# Extras: Plotting with Gnuplot

Gnuplot is a command-line driven open-source plotting utility, with many features such as fitting, and 3D plotting available. You can install it on ubuntu systems by typing sudo apt install gnuplot. The homepage is gnuplot.sourceforge.net, and a detailed manual for the latest release is also available. Gnuplot is also readily scriptable. This allows you, for example, to incorporate it into a bash script to automatically produce a file containing a plot of your results after your calculation has finished.

To open gnuplot, simply type gnuplot in a terminal. You will see some information regarding the version of gnuplot that has started, and finally a gnuplot prompt: gnuplot>. You can enter various commands here to generate and save plots.

For example: - plot sin(x) - This will plot the sin function. The x values will range from -10 to +10 by default and the y range will be automatically chosen to be -1 to 1. - plot cos(x), x + 0.1*x**2 - This will plot the cosine function in addition to the function y=x-0.1*x^2 . - plot "plot/example.dat" - Plots the values listed in the example file plot/example.dat. - set title "My Results" - This sets a title for the plot. - set xrange [-1:1] - Sets the range of the x-axis in the plot. yrange can be set similarly. - set xlabel "Position (pm)" - Sets the label for the x-axis in the plot. ylabel can be set similarly. - replot - After changing the plot by e.g. adding a title, it is necessary to redraw the output plot. The replot command repeats the last plot command.

#### Outputing to a file

To output a plot to for example a pdf file, you need to set the gnuplot “terminal” appropriately (the terminal setting determines the type of output generated by gnuplot), set an output filename, and redraw the plot. Typically many different terminals are available which allow ouput to e.g. postscript, png, gif formats.

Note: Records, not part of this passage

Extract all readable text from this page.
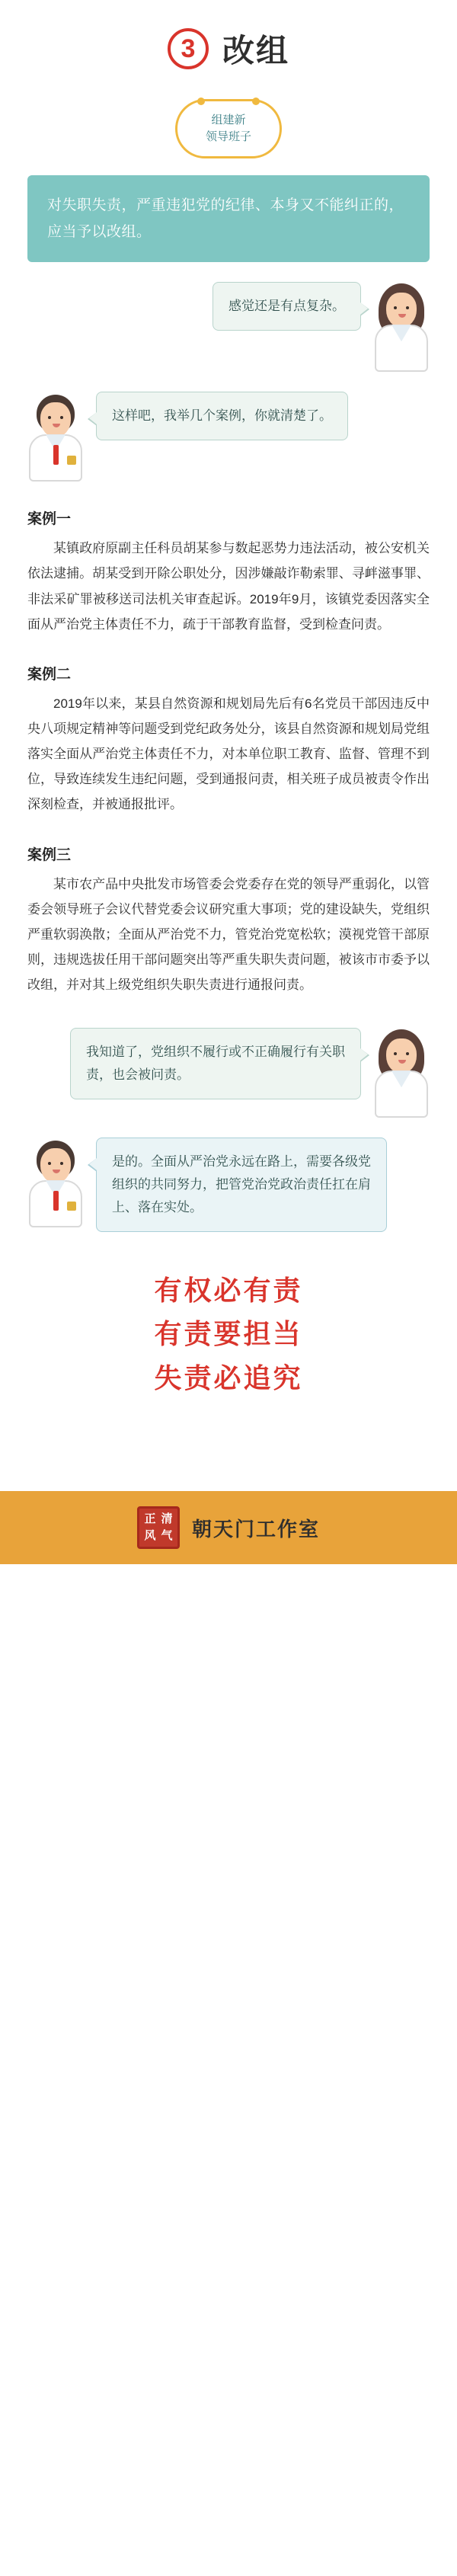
3 改组
组建新
领导班子
对失职失责，严重违犯党的纪律、本身又不能纠正的，应当予以改组。
感觉还是有点复杂。
这样吧，我举几个案例，你就清楚了。
案例一
某镇政府原副主任科员胡某参与数起恶势力违法活动，被公安机关依法逮捕。胡某受到开除公职处分，因涉嫌敲诈勒索罪、寻衅滋事罪、非法采矿罪被移送司法机关审查起诉。2019年9月，该镇党委因落实全面从严治党主体责任不力，疏于干部教育监督，受到检查问责。
案例二
2019年以来，某县自然资源和规划局先后有6名党员干部因违反中央八项规定精神等问题受到党纪政务处分，该县自然资源和规划局党组落实全面从严治党主体责任不力，对本单位职工教育、监督、管理不到位，导致连续发生违纪问题，受到通报问责，相关班子成员被责令作出深刻检查，并被通报批评。
案例三
某市农产品中央批发市场管委会党委存在党的领导严重弱化，以管委会领导班子会议代替党委会议研究重大事项；党的建设缺失，党组织严重软弱涣散；全面从严治党不力，管党治党宽松软；漠视党管干部原则，违规选拔任用干部问题突出等严重失职失责问题，被该市市委予以改组，并对其上级党组织失职失责进行通报问责。
我知道了，党组织不履行或不正确履行有关职责，也会被问责。
是的。全面从严治党永远在路上，需要各级党组织的共同努力，把管党治党政治责任扛在肩上、落在实处。
有权必有责
有责要担当
失责必追究
正 清
风 气 朝天门工作室
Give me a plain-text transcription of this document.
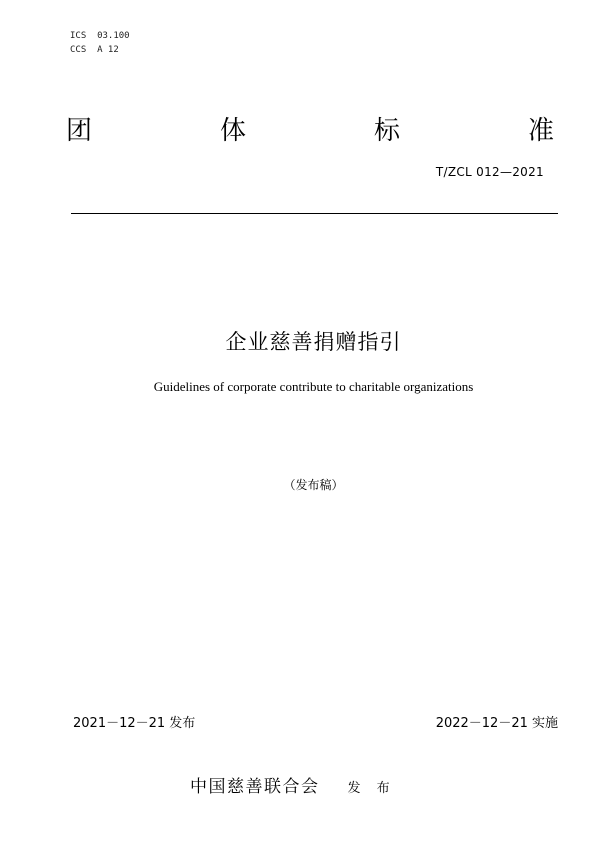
ICS  03.100
CCS  A 12
团	体	标	准
T/ZCL 012—2021
企业慈善捐赠指引
Guidelines of corporate contribute to charitable organizations
（发布稿）
2021－12－21 发布	2022－12－21 实施
中国慈善联合会 发 布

For example, to save a default plot of a sin function to a pdf:

1. set terminal pdf
2. set output "sin_plot.pdf"
3. plot sin(x)

#### Fitting

We can also define and fit functions within gnuplot. For example, to fit a quadratic to the example data in plot/example.dat we can do the following (here I assume gnuplot has been started from within the plot directory):

• f(x)=a+b*x+c*x**2
• This defines the function in terms of a set of parameters.
• fit f(x) "example.dat" via a,b,c
• This will do a least squares fit, and output the final parameter values along with standard errors.
• Note if no initial values for the parameters are specified, gnuplot will start each at 1. You can specify initial values before running the fit command as e.g. a=-1;b=-1;c=0.5. It is particularly important to give good initial guesses when fitting non-polynomial functions.
• plot "example.dat", f(x)
• This will generate a plot of the data points together with the fit curve. You can also use this to try to find good initial guesses for parameters manually when fitting more complex functions.
• A summary of the fit results is automatically saved in the file fit.log.

#### Scripting

One can create scripts as a list of gnuplot commands entered in the same way as would be done manually. Then gnuplot scriptname will execute the script and exit. An example script to perform a quadratic to the data in example.dat and generate a pdf plot of the data compared with the fit is given in plot/example.gpl:

f(x)=a+b*x+c*x**2
a=-1;b=-1;c=0.5;
fit f(x) "example.dat" via a,b,c
set title "Example Gnuplot Plot"
set xlabel "Position (Bohr)"
set ylabel "Energy (Hartree)"
set term pdf
set output "example-gp.pdf"
plot "example.dat" with lines title "Results", f(x) title "Quadratic fit"


Try entering the plot directory and running this as gnuplot example.gpl. You will see information on the fit output directly to the terminal, and the files fit.log and example-gp.pdf will be generated. You can view the pdf with the evince document viewer application that is installed by default on ubuntu systems: evince example.pdf.